Updated: Apr 11, 2019


I absolutely love this song by Linkin' Park. Deep inhale. Like Chester Bennington, I lost my husband to suicide. Deep exhale. And some days everything feels so undeniably, soul crushingly heavy. The lyrics to the chorus make this real, and yet offer hope:

I'm holding on Why is everything so heavy? Holding on So much more than I can carry I keep dragging around what's bringing me down If I just let go, I'd be set free Holding on Why is everything so heavy?

In an interview with Genius, Bennington and a bandmate explain how the chorus is ‘boom!’ the release of patterns of thinking and letting go of all the self-loathing. The answer is out there, we just have to figure it out, they claim. Admirable Chester and my dearest Rob, I will continue the search in your honor. The only way I know how to lighten the load is self-love. Self-love is the answer. Self-love is the way out. It’s a commitment, a journey without a final destination, a permanent wandering, but it is achievable. Sometimes it’s slogging through your day with concrete boots and only the tiniest glimmer of self-compassion. Sometimes it’s staying in and remembering to breathe. Sometimes you feel the burden is yours alone. Self-love can only be achieved by you, but you don’t have to do it alone. Somedays everything is so heavy...but not today. Today I believe in light. I see it. I feel it. I pursue it. As the magnanimous Barbara Kingsolver writes in her essay “High Tide in Tucson,” “In the best of times, I hold in mind the need to care for things beyond the self: poetry, humanity, grace. In other times, when it seems difficult merely to survive and be happy about it, the condition of my thought tastes as simple as this: let me be a good animal today.” Simply being a good animal, or caring for things beyond the self like music, poetry, humanity, or forgiveness, all should rest in the comfort of letting go of what’s heavy and embracing self-love.

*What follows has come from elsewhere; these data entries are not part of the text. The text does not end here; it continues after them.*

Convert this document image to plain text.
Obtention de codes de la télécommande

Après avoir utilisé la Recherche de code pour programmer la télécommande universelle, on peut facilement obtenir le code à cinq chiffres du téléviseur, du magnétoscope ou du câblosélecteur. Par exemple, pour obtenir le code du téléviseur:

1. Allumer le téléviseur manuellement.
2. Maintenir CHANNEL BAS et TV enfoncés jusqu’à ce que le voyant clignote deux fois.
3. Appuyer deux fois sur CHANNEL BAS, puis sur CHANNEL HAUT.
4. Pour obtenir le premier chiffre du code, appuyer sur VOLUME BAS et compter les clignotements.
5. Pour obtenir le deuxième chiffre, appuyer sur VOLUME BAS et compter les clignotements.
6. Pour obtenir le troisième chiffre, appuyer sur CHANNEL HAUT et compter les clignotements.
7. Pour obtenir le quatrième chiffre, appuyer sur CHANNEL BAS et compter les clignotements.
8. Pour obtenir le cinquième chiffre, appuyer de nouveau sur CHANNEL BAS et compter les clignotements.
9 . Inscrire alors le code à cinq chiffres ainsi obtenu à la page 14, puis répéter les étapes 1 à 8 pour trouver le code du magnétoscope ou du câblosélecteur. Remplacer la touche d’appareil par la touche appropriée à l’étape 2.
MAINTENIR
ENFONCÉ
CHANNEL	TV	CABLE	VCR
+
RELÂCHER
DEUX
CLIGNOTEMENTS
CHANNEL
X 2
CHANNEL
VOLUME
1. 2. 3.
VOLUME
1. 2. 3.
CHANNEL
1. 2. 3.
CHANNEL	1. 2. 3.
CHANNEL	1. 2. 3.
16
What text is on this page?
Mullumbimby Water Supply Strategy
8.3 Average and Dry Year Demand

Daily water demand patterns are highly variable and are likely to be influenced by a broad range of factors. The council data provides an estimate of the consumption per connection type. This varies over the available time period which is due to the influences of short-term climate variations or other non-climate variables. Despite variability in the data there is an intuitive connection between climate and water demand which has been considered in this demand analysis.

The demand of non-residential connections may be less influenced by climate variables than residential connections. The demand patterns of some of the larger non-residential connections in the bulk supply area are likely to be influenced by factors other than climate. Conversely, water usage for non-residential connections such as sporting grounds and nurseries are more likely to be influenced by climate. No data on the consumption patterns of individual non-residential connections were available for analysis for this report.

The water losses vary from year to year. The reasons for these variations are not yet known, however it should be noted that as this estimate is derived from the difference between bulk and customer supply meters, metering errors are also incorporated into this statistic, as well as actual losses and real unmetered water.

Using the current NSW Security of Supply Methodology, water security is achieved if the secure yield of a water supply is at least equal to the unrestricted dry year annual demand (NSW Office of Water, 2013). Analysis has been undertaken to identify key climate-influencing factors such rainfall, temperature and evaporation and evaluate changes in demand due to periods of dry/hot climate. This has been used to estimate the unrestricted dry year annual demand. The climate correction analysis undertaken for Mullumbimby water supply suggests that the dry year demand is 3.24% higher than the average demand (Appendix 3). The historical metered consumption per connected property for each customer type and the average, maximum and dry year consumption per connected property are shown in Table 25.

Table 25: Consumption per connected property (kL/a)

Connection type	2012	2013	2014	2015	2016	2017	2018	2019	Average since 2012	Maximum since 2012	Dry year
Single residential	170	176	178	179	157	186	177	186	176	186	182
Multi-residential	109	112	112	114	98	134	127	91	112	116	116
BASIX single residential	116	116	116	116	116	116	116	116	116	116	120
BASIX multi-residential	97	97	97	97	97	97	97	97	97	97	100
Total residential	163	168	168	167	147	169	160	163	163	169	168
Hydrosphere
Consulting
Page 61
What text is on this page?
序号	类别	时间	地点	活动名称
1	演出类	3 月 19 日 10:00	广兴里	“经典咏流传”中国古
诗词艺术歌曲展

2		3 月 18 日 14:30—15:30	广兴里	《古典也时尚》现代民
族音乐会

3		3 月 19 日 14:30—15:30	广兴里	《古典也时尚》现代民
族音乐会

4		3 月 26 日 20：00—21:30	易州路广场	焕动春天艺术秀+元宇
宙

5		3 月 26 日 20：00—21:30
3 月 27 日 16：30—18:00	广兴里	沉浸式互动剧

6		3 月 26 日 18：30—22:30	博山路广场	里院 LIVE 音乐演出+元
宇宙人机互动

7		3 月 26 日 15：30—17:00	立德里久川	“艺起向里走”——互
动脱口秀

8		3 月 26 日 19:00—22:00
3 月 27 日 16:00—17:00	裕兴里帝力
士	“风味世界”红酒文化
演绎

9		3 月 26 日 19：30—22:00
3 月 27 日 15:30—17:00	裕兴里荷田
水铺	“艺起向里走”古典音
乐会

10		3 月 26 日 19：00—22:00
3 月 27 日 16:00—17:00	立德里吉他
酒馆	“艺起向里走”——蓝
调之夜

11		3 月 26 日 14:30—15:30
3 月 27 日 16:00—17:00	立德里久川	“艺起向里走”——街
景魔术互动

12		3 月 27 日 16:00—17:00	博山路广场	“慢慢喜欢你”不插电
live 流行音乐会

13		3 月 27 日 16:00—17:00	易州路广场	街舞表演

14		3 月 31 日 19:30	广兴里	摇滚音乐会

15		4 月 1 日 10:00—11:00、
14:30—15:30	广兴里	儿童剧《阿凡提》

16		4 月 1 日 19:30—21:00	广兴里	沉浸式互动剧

I’m not a suicide expert/scholar/counselor. Or a grief counselor. Or a mental health expert. (Although if Malcolm Gladwell’s 10,000 hours to mastery is true, I can attest to the fact that I’ve spent that and much, much more reading about, researching, and working on my own mental health.) But I AM a survivor. And someone who has struggled mightily against the bondage of grief. And someone who has learned to surrender and sit with the pain. And someone who has miraculously experienced post traumatic growth. I am a professional dedicated to the shared human goals of courage, self-love, and soul shine. A believer in the currency of lovingkindness and the possibility of self-actualization – joyful existence, maximum living, contented existence, soulful alignment, luminous living – for all of humanity.

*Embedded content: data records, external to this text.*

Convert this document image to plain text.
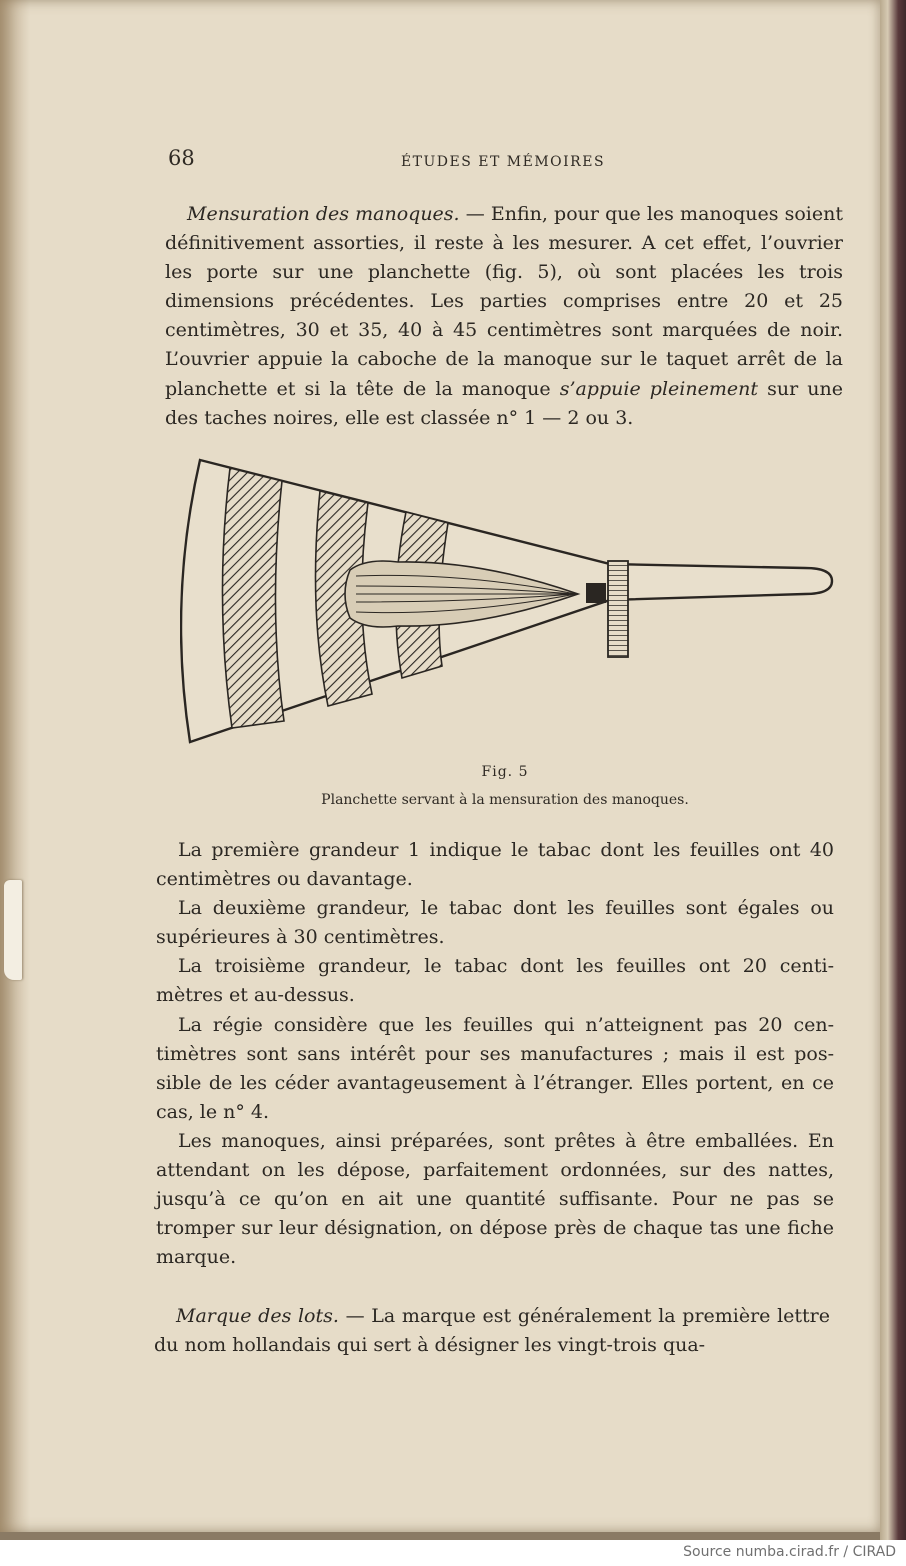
68	ÉTUDES ET MÉMOIRES

Mensuration des manoques. — Enfin, pour que les manoques soient définitivement assorties, il reste à les mesurer. A cet effet, l’ouvrier les porte sur une planchette (fig. 5), où sont placées les trois dimensions précédentes. Les parties comprises entre 20 et 25 centimètres, 30 et 35, 40 à 45 centimètres sont marquées de noir. L’ouvrier appuie la caboche de la manoque sur le taquet arrêt de la planchette et si la tête de la manoque s’appuie pleinement sur une des taches noires, elle est classée n° 1 — 2 ou 3.

Fig. 5
Planchette servant à la mensuration des manoques.

La première grandeur 1 indique le tabac dont les feuilles ont 40 centimètres ou davantage.

La deuxième grandeur, le tabac dont les feuilles sont égales ou supérieures à 30 centimètres.

La troisième grandeur, le tabac dont les feuilles ont 20 centi- mètres et au-dessus.

La régie considère que les feuilles qui n’atteignent pas 20 cen- timètres sont sans intérêt pour ses manufactures ; mais il est pos- sible de les céder avantageusement à l’étranger. Elles portent, en ce cas, le n° 4.

Les manoques, ainsi préparées, sont prêtes à être emballées. En attendant on les dépose, parfaitement ordonnées, sur des nattes, jusqu’à ce qu’on en ait une quantité suffisante. Pour ne pas se tromper sur leur désignation, on dépose près de chaque tas une fiche marque.

Marque des lots. — La marque est généralement la première lettre du nom hollandais qui sert à désigner les vingt-trois qua-

Source numba.cirad.fr / CIRAD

Face the darkness and persevere. There are times when the spaces between heavy and survival, survival and poetry appear as indomitable gaps. But I am wed to the idea that “To be hopeful, to embrace one possibility after another – that is surely the basic instinct. … We love and we lose, go back to the start and do it right over again” (Kingsolver). Self-actualization is a choice. Happiness is a discipline. Self-love is a pursuit. Self-compassion is an endeavor. Let’s build on the valiant struggles of those we have lost, earning a better future in honor of them. It is available to all of us. You decide. ONLY you can.